Violation | Percentage of fat |
---|---|
Baguette | 0,7 |
semi-white bread | 0,7 |
White bread | 1,0 |
rue bread | 1,3 |
five grain bread | 1,5 |
Clay bread | 1,5 |
crispbread | 2,0 |
Weggli | 2,4 |
Linseed bread | 4,1 |
toast | 5,5 |
whole grain toast | 7,0 |
wholemeal rusk | 7,0 |
Zwieback | 8,0 |
Braid | 10,0 |
Sesame crispbread | 13,1 |
summit | 22,0 |
Fat in poultry, fish and eggs
Poultry and fish are excellent sources of protein. Most representatives contain very little fat. In terms of price, fish and chicken are also well below comparable meat products. The main source of fat in poultry is the skin, which is particularly tasty and rich in vitamins, but contains a lot of fat. It should be particularly emphasized that fatty acids, such as those found in fish and seafood ( omega-3 fatty acids ), can reduce the development of cardiovascular diseases ( heart attack , “hardening of the arteries”). This makes fish particularly healthy, which is why fish should be eaten at least twice a week.

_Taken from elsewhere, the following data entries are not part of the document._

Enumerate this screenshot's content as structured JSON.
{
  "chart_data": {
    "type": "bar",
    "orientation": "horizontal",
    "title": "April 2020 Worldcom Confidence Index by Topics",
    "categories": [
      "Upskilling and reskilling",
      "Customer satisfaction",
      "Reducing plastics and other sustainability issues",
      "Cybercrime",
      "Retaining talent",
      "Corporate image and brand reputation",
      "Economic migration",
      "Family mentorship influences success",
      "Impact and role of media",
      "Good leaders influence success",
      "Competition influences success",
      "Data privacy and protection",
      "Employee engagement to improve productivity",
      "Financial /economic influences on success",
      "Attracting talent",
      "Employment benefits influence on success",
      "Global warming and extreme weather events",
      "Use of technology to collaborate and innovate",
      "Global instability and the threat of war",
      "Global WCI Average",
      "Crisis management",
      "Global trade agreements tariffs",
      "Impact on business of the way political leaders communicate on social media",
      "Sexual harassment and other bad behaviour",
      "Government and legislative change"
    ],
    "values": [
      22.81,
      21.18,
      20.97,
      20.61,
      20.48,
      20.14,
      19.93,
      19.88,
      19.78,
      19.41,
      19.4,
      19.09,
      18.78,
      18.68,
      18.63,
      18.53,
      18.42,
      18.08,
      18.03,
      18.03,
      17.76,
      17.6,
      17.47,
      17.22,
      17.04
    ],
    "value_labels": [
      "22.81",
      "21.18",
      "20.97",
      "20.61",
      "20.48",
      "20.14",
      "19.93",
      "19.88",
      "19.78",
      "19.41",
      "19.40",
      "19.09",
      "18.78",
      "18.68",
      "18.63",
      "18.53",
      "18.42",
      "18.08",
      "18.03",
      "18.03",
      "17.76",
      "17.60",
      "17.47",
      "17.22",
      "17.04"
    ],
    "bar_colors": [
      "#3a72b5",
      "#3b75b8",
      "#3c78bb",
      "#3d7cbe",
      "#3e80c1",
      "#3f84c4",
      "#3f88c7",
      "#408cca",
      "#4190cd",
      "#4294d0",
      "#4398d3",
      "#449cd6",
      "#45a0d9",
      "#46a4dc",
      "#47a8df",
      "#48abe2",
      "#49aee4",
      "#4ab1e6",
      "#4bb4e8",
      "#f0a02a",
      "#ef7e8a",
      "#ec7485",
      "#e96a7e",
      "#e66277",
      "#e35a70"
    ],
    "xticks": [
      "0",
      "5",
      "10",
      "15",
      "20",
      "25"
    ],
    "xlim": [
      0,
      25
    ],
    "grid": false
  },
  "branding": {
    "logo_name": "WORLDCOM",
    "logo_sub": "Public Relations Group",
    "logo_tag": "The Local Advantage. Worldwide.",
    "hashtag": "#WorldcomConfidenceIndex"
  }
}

That eggs (especially the yolk) are high in fat (and cholesterol ) seems to be a well-known fact. However, the sometimes very different recommendations regarding the maximum weekly consumption of eggs show that the experts do not agree. There is no doubt that excessive egg consumption is not healthy. Enjoyed in moderation, however, the egg is an excellent source of vitamins and also contains the highest quality protein of all.
fat content of sweets
The fat content in sweets is a bit of a problem because it is usually associated with refined white sugar. This mixture is particularly rich in energy, which promotes the storage of fat in the adipose tissue. Chocolate , marzipan  and nougat contain a particularly large amount of sugar and fat. Although these products are not inherently unhealthy (they mainly contain vegetable fats), one should be aware of the consequences of excessive consumption.
Ice cream, which is available in shops, often contains only moderate fat, because milk powder and similar products are used for the production, not cream.